I am wearing... Clothes that inspire work: my great New Balance shoes, my favorite girlie t-shirt for layering, and a black sweater.

I am thinking … about tomorrow.  It's my birthday.  As a birthday gift to myself, I ordered this book, The Rosary: Keeping Company with Jesus and Mary by Karen Edmisten.  I've heard nothing but good things about this book for a while now, so I thought I'd pick it up.  The only New Year's resolution I made was to strive hard for a true devotion to the Rosary, something I sadly have only had on and off throughout my life.  I figure that any other resolutions I might consider can be prayed about there.

I am thankful for … Skype.  Being far away from our families over the holidays was so hard, but it was such a blessing to be able to see everyone and chat on Christmas day!  We got to Skype with both my family and Charlie's.  It was really wonderful.

I am reading … As usual, the Ignatius Study Bible, and Conversations with God.  I'm also reading The Secret of the Rosary by St. Louis de Montfort.  I'm enjoying some light reading occasionally with the short stories in The Most of P.G. Wodehouse.  On the school front, I've started Why Our Children Can't Read by Diane McMuinness.  I'm dying to get my hands on Lukewarmness: The Devil in Disguise, but I don't know if I can get it until a conference in CO in March or possibly my retreat in April (which I am SO excited about, once again!).


On my iPod... lots of upbeat music.  I've been doing a lot of cleaning, and it really helps.  Other than that, I have been enjoying the back episodes of Faith and Family Live podcast while cleaning my bedroom.

I am hoping …  for a wonderful 2011.  I was preparing my new calendar today (if you're interested, you can get your own at Family Centered) and seeing all the blank pages before me was quite exciting.
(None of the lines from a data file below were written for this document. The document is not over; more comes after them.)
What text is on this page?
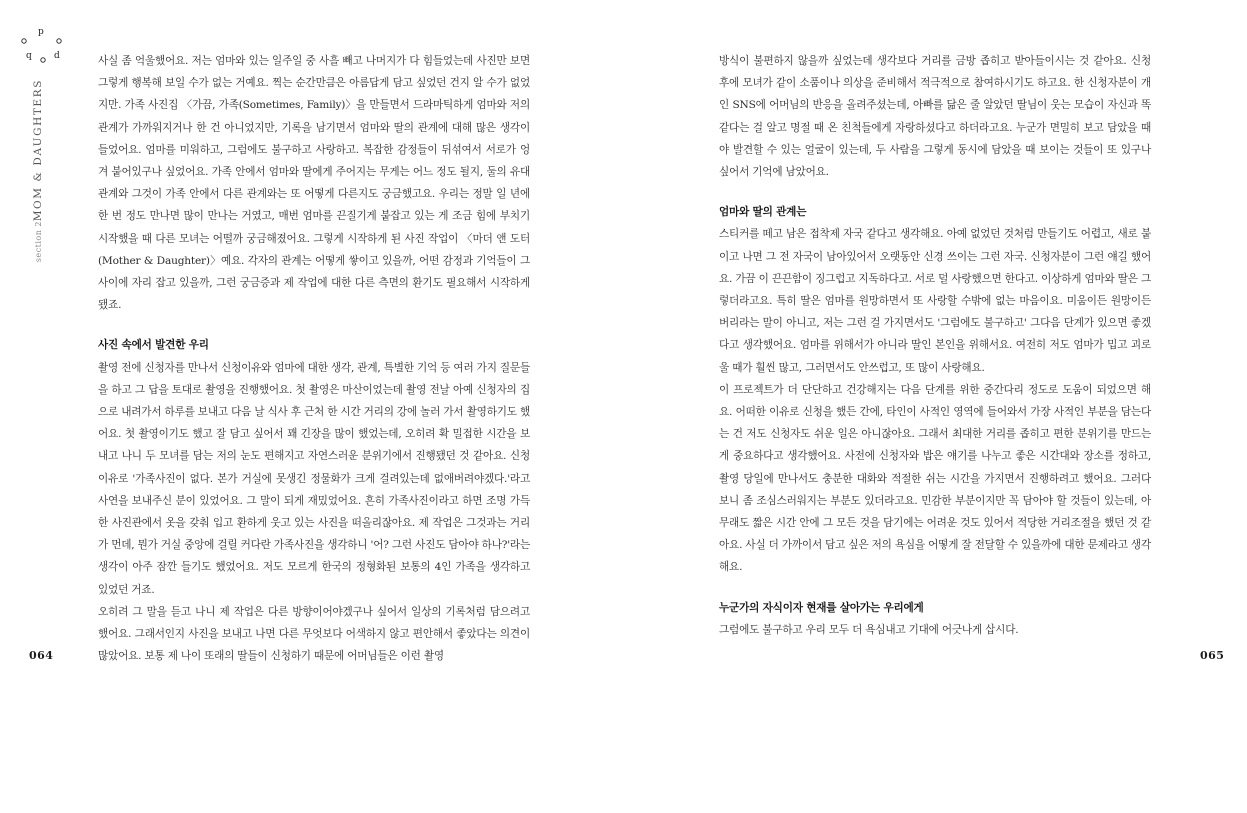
p
q d
MOM & DAUGHTERS
section 2

사실 좀 억울했어요. 저는 엄마와 있는 일주일 중 사흘 빼고 나머지가 다 힘들었는데 사진만 보면 그렇게 행복해 보일 수가 없는 거예요. 찍는 순간만큼은 아름답게 담고 싶었던 건지 알 수가 없었지만. 가족 사진집 〈가끔, 가족(Sometimes, Family)〉을 만들면서 드라마틱하게 엄마와 저의 관계가 가까워지거나 한 건 아니었지만, 기록을 남기면서 엄마와 딸의 관계에 대해 많은 생각이 들었어요. 엄마를 미워하고, 그럼에도 불구하고 사랑하고. 복잡한 감정들이 뒤섞여서 서로가 엉겨 붙어있구나 싶었어요. 가족 안에서 엄마와 딸에게 주어지는 무게는 어느 정도 될지, 둘의 유대관계와 그것이 가족 안에서 다른 관계와는 또 어떻게 다른지도 궁금했고요. 우리는 정말 일 년에 한 번 정도 만나면 많이 만나는 거였고, 매번 엄마를 끈질기게 붙잡고 있는 게 조금 힘에 부치기 시작했을 때 다른 모녀는 어떨까 궁금해졌어요. 그렇게 시작하게 된 사진 작업이 〈마더 앤 도터(Mother & Daughter)〉예요. 각자의 관계는 어떻게 쌓이고 있을까, 어떤 감정과 기억들이 그사이에 자리 잡고 있을까, 그런 궁금증과 제 작업에 대한 다른 측면의 환기도 필요해서 시작하게 됐죠.

사진 속에서 발견한 우리

촬영 전에 신청자를 만나서 신청이유와 엄마에 대한 생각, 관계, 특별한 기억 등 여러 가지 질문들을 하고 그 답을 토대로 촬영을 진행했어요. 첫 촬영은 마산이었는데 촬영 전날 아예 신청자의 집으로 내려가서 하루를 보내고 다음 날 식사 후 근처 한 시간 거리의 강에 놀러 가서 촬영하기도 했어요. 첫 촬영이기도 했고 잘 담고 싶어서 꽤 긴장을 많이 했었는데, 오히려 확 밀접한 시간을 보내고 나니 두 모녀를 담는 저의 눈도 편해지고 자연스러운 분위기에서 진행됐던 것 같아요. 신청이유로 '가족사진이 없다. 본가 거실에 못생긴 정물화가 크게 걸려있는데 없애버려야겠다.'라고 사연을 보내주신 분이 있었어요. 그 말이 되게 재밌었어요. 흔히 가족사진이라고 하면 조명 가득한 사진관에서 옷을 갖춰 입고 환하게 웃고 있는 사진을 떠올리잖아요. 제 작업은 그것과는 거리가 먼데, 뭔가 거실 중앙에 걸릴 커다란 가족사진을 생각하니 '어? 그런 사진도 담아야 하나?'라는 생각이 아주 잠깐 들기도 했었어요. 저도 모르게 한국의 정형화된 보통의 4인 가족을 생각하고 있었던 거죠.

오히려 그 말을 듣고 나니 제 작업은 다른 방향이어야겠구나 싶어서 일상의 기록처럼 담으려고 했어요. 그래서인지 사진을 보내고 나면 다른 무엇보다 어색하지 않고 편안해서 좋았다는 의견이 많았어요. 보통 제 나이 또래의 딸들이 신청하기 때문에 어머님들은 이런 촬영

064

방식이 불편하지 않을까 싶었는데 생각보다 거리를 금방 좁히고 받아들이시는 것 같아요. 신청 후에 모녀가 같이 소품이나 의상을 준비해서 적극적으로 참여하시기도 하고요. 한 신청자분이 개인 SNS에 어머님의 반응을 올려주셨는데, 아빠를 닮은 줄 알았던 딸님이 웃는 모습이 자신과 똑같다는 걸 알고 명절 때 온 친척들에게 자랑하셨다고 하더라고요. 누군가 면밀히 보고 담았을 때야 발견할 수 있는 얼굴이 있는데, 두 사람을 그렇게 동시에 담았을 때 보이는 것들이 또 있구나 싶어서 기억에 남았어요.

엄마와 딸의 관계는

스티커를 떼고 남은 접착제 자국 같다고 생각해요. 아예 없었던 것처럼 만들기도 어렵고, 새로 붙이고 나면 그 전 자국이 남아있어서 오랫동안 신경 쓰이는 그런 자국. 신청자분이 그런 얘길 했어요. 가끔 이 끈끈함이 징그럽고 지독하다고. 서로 덜 사랑했으면 한다고. 이상하게 엄마와 딸은 그렇더라고요. 특히 딸은 엄마를 원망하면서 또 사랑할 수밖에 없는 마음이요. 미움이든 원망이든 버리라는 말이 아니고, 저는 그런 걸 가지면서도 '그럼에도 불구하고' 그다음 단계가 있으면 좋겠다고 생각했어요. 엄마를 위해서가 아니라 딸인 본인을 위해서요. 여전히 저도 엄마가 밉고 괴로울 때가 훨씬 많고, 그러면서도 안쓰럽고, 또 많이 사랑해요.

이 프로젝트가 더 단단하고 건강해지는 다음 단계를 위한 중간다리 정도로 도움이 되었으면 해요. 어떠한 이유로 신청을 했든 간에, 타인이 사적인 영역에 들어와서 가장 사적인 부분을 담는다는 건 저도 신청자도 쉬운 일은 아니잖아요. 그래서 최대한 거리를 좁히고 편한 분위기를 만드는 게 중요하다고 생각했어요. 사전에 신청자와 밥은 얘기를 나누고 좋은 시간대와 장소를 정하고, 촬영 당일에 만나서도 충분한 대화와 적절한 쉬는 시간을 가지면서 진행하려고 했어요. 그러다 보니 좀 조심스러워지는 부분도 있더라고요. 민감한 부분이지만 꼭 담아야 할 것들이 있는데, 아무래도 짧은 시간 안에 그 모든 것을 담기에는 어려운 것도 있어서 적당한 거리조절을 했던 것 같아요. 사실 더 가까이서 담고 싶은 저의 욕심을 어떻게 잘 전달할 수 있을까에 대한 문제라고 생각해요.

누군가의 자식이자 현재를 살아가는 우리에게

그럼에도 불구하고 우리 모두 더 욕심내고 기대에 어긋나게 삽시다.

065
On my mind … sewing projects.  I'm not a great seamstress by any stretch of the imagination, but I really need curtains in my kitchen and the girls' bedroom, so I bit the bullet and ordered fabric online.  Hopefully they turn out well.  I'll post if they look good.  Otherwise, we'll forget the whole thing happened.  If I can conquer that, then I am just dying to try out some of the projects on a fun blog I just discovered.

We’re learning … We are starting our Spring semester tomorrow.  Can you believe it, I have not done my lesson plans!  Arg.  Well, it's the next thing on my list to do today, so momentarily you can find me at my dining table with a cup of Almond Joy coffee and a nice stack of papers.  Thankfully, MODG does most of the leg work for me.  Next week we're starting K with Gab too.  I think I'm just going to cram Kindergarten all into a semester for her and start her on 1st grade next year.  Based on all the books I just purchased for her, I'm thinking that it should be a breeze.
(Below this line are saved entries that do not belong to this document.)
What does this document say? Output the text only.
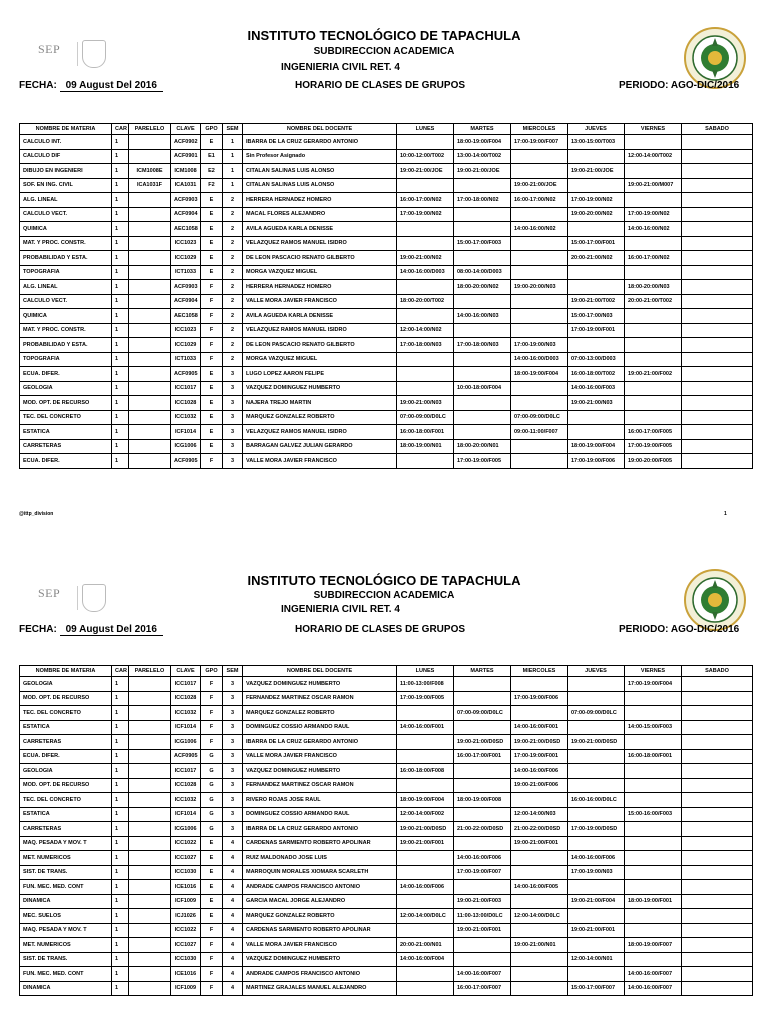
SEP
INSTITUTO TECNOLÓGICO DE TAPACHULA
SUBDIRECCION ACADEMICA
INGENIERIA CIVIL RET. 4
FECHA: 09 August Del 2016	HORARIO DE CLASES DE GRUPOS	PERIODO: AGO-DIC/2016
NOMBRE DE MATERIA	CAR	PARELELO	CLAVE	GPO	SEM	NOMBRE DEL DOCENTE	LUNES	MARTES	MIERCOLES	JUEVES	VIERNES	SABADO
CALCULO INT.	1		ACF0902	E	1	IBARRA DE LA CRUZ GERARDO ANTONIO		18:00-19:00/F004	17:00-19:00/F007	13:00-15:00/T003		
CALCULO DIF	1		ACF0901	E1	1	Sin Profesor Asignado	10:00-12:00/T002	13:00-14:00/T002			12:00-14:00/T002	
DIBUJO EN INGENIERI	1	ICM1008E	ICM1008	E2	1	CITALAN SALINAS LUIS ALONSO	19:00-21:00/JOE	19:00-21:00/JOE		19:00-21:00/JOE		
SOF. EN ING. CIVIL	1	ICA1031F	ICA1031	F2	1	CITALAN SALINAS LUIS ALONSO			19:00-21:00/JOE		19:00-21:00/M007	
ALG. LINEAL	1		ACF0903	E	2	HERRERA HERNADEZ HOMERO	16:00-17:00/N02	17:00-18:00/N02	16:00-17:00/N02	17:00-19:00/N02		
CALCULO VECT.	1		ACF0904	E	2	MACAL FLORES ALEJANDRO	17:00-19:00/N02			19:00-20:00/N02	17:00-19:00/N02	
QUIMICA	1		AEC1058	E	2	AVILA AGUEDA KARLA DENISSE			14:00-16:00/N02		14:00-16:00/N02	
MAT. Y PROC. CONSTR.	1		ICC1023	E	2	VELAZQUEZ RAMOS MANUEL ISIDRO		15:00-17:00/F003		15:00-17:00/F001		
PROBABILIDAD Y ESTA.	1		ICC1029	E	2	DE LEON PASCACIO RENATO GILBERTO	19:00-21:00/N02			20:00-21:00/N02	16:00-17:00/N02	
TOPOGRAFIA	1		ICT1033	E	2	MORGA VAZQUEZ MIGUEL	14:00-16:00/D003	08:00-14:00/D003				
ALG. LINEAL	1		ACF0903	F	2	HERRERA HERNADEZ HOMERO		18:00-20:00/N02	19:00-20:00/N03		18:00-20:00/N03	
CALCULO VECT.	1		ACF0904	F	2	VALLE MORA JAVIER FRANCISCO	18:00-20:00/T002			19:00-21:00/T002	20:00-21:00/T002	
QUIMICA	1		AEC1058	F	2	AVILA AGUEDA KARLA DENISSE		14:00-16:00/N03		15:00-17:00/N03		
MAT. Y PROC. CONSTR.	1		ICC1023	F	2	VELAZQUEZ RAMOS MANUEL ISIDRO	12:00-14:00/N02			17:00-19:00/F001		
PROBABILIDAD Y ESTA.	1		ICC1029	F	2	DE LEON PASCACIO RENATO GILBERTO	17:00-18:00/N03	17:00-18:00/N03	17:00-19:00/N03			
TOPOGRAFIA	1		ICT1033	F	2	MORGA VAZQUEZ MIGUEL			14:00-16:00/D003	07:00-13:00/D003		
ECUA. DIFER.	1		ACF0905	E	3	LUGO LOPEZ AARON FELIPE			18:00-19:00/F004	16:00-18:00/T002	19:00-21:00/F002	
GEOLOGIA	1		ICC1017	E	3	VAZQUEZ DOMINGUEZ HUMBERTO		10:00-18:00/F004		14:00-16:00/F003		
MOD. OPT. DE RECURSO	1		ICC1028	E	3	NAJERA TREJO MARTIN	19:00-21:00/N03			19:00-21:00/N03		
TEC. DEL CONCRETO	1		ICC1032	E	3	MARQUEZ GONZALEZ ROBERTO	07:00-09:00/D0LC		07:00-09:00/D0LC			
ESTATICA	1		ICF1014	E	3	VELAZQUEZ RAMOS MANUEL ISIDRO	16:00-18:00/F001		09:00-11:00/F007		16:00-17:00/F005	
CARRETERAS	1		ICG1006	E	3	BARRAGAN GALVEZ JULIAN GERARDO	18:00-19:00/N01	18:00-20:00/N01		18:00-19:00/F004	17:00-19:00/F005	
ECUA. DIFER.	1		ACF0905	F	3	VALLE MORA JAVIER FRANCISCO		17:00-19:00/F005		17:00-19:00/F006	19:00-20:00/F005	
@ittp_division	1
SEP
INSTITUTO TECNOLÓGICO DE TAPACHULA
SUBDIRECCION ACADEMICA
INGENIERIA CIVIL RET. 4
FECHA: 09 August Del 2016	HORARIO DE CLASES DE GRUPOS	PERIODO: AGO-DIC/2016
NOMBRE DE MATERIA	CAR	PARELELO	CLAVE	GPO	SEM	NOMBRE DEL DOCENTE	LUNES	MARTES	MIERCOLES	JUEVES	VIERNES	SABADO
GEOLOGIA	1		ICC1017	F	3	VAZQUEZ DOMINGUEZ HUMBERTO	11:00-13:00/F008				17:00-19:00/F004	
MOD. OPT. DE RECURSO	1		ICC1028	F	3	FERNANDEZ MARTINEZ OSCAR RAMON	17:00-19:00/F005		17:00-19:00/F006			
TEC. DEL CONCRETO	1		ICC1032	F	3	MARQUEZ GONZALEZ ROBERTO		07:00-09:00/D0LC		07:00-09:00/D0LC		
ESTATICA	1		ICF1014	F	3	DOMINGUEZ COSSIO ARMANDO RAUL	14:00-16:00/F001		14:00-16:00/F001		14:00-15:00/F003	
CARRETERAS	1		ICG1006	F	3	IBARRA DE LA CRUZ GERARDO ANTONIO		19:00-21:00/D0SD	19:00-21:00/D0SD	19:00-21:00/D0SD		
ECUA. DIFER.	1		ACF0905	G	3	VALLE MORA JAVIER FRANCISCO		16:00-17:00/F001	17:00-19:00/F001		16:00-18:00/F001	
GEOLOGIA	1		ICC1017	G	3	VAZQUEZ DOMINGUEZ HUMBERTO	16:00-18:00/F008		14:00-16:00/F006			
MOD. OPT. DE RECURSO	1		ICC1028	G	3	FERNANDEZ MARTINEZ OSCAR RAMON			19:00-21:00/F006			
TEC. DEL CONCRETO	1		ICC1032	G	3	RIVERO ROJAS JOSE RAUL	18:00-19:00/F004	18:00-19:00/F008		16:00-16:00/D0LC		
ESTATICA	1		ICF1014	G	3	DOMINGUEZ COSSIO ARMANDO RAUL	12:00-14:00/F002		12:00-14:00/N03		15:00-16:00/F003	
CARRETERAS	1		ICG1006	G	3	IBARRA DE LA CRUZ GERARDO ANTONIO	19:00-21:00/D0SD	21:00-22:00/D0SD	21:00-22:00/D0SD	17:00-19:00/D0SD		
MAQ. PESADA Y MOV. T	1		ICC1022	E	4	CARDENAS SARMIENTO ROBERTO APOLINAR	19:00-21:00/F001		19:00-21:00/F001			
MET. NUMERICOS	1		ICC1027	E	4	RUIZ MALDONADO JOSE LUIS		14:00-16:00/F006		14:00-16:00/F006		
SIST. DE TRANS.	1		ICC1030	E	4	MARROQUIN MORALES XIOMARA SCARLETH		17:00-19:00/F007		17:00-19:00/N03		
FUN. MEC. MED. CONT	1		ICE1016	E	4	ANDRADE CAMPOS FRANCISCO ANTONIO	14:00-16:00/F006		14:00-16:00/F005			
DINAMICA	1		ICF1009	E	4	GARCIA MACAL JORGE ALEJANDRO		19:00-21:00/F003		19:00-21:00/F004	18:00-19:00/F001	
MEC. SUELOS	1		ICJ1026	E	4	MARQUEZ GONZALEZ ROBERTO	12:00-14:00/D0LC	11:00-13:00/D0LC	12:00-14:00/D0LC			
MAQ. PESADA Y MOV. T	1		ICC1022	F	4	CARDENAS SARMIENTO ROBERTO APOLINAR		19:00-21:00/F001		19:00-21:00/F001		
MET. NUMERICOS	1		ICC1027	F	4	VALLE MORA JAVIER FRANCISCO	20:00-21:00/N01		19:00-21:00/N01		18:00-19:00/F007	
SIST. DE TRANS.	1		ICC1030	F	4	VAZQUEZ DOMINGUEZ HUMBERTO	14:00-16:00/F004			12:00-14:00/N01		
FUN. MEC. MED. CONT	1		ICE1016	F	4	ANDRADE CAMPOS FRANCISCO ANTONIO		14:00-16:00/F007			14:00-16:00/F007	
DINAMICA	1		ICF1009	F	4	MARTINEZ GRAJALES MANUEL ALEJANDRO		16:00-17:00/F007		15:00-17:00/F007	14:00-16:00/F007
Noticing that … I need a hair cut!  AND, I'm starting to acquire enough grays that it's becoming noticeable.  I've never colored my hair before, but I'm thinking about it.  It's a scary prospect.

From the kitchen … Oh goodness, have there been some delectable things coming from my kitchen.  I have been baking bread like crazy and I can't wait to tell you about it.  This deserves a whole blog post.
On the dinner front there are all sorts of fun things coming up...a new Pioneer Woman recipe, hearty winter soups, a chicken roasted with butter and herbs...mmm...I love winter food.

Around the house … Most of Christmas decor is down, which always kicks me into pre-Spring cleaning mode. I just ordered a bunch of great cleaning tools on Amazon, I've been having my little ones cleaning doors, baseboards, and walls with Magic Erasers, and once our tax refund comes in in a couple months, I will be in the market for a new vacuum and a new iron.  I'd love any suggestions.

One of my favorite things … Diet Coke.  Is this bad!?  haha  I was just thinking the other day how much nicer my days are when there is Diet Coke in the fridge.  In the past, Charlie's tried to give up sodas and talk me into it as well, I'm thinking that it's just not going to happen.  I can pass on anything else...but not my Diet Coke!  (Plus, it just goes so well with bourbon!)


A picture I am sharing …
This little angel comes to snuggle with me every morning.  I'll be sad when the day comes that she doesn't awaken in the dark and want to join me for a few more hours of sleep.  So precious.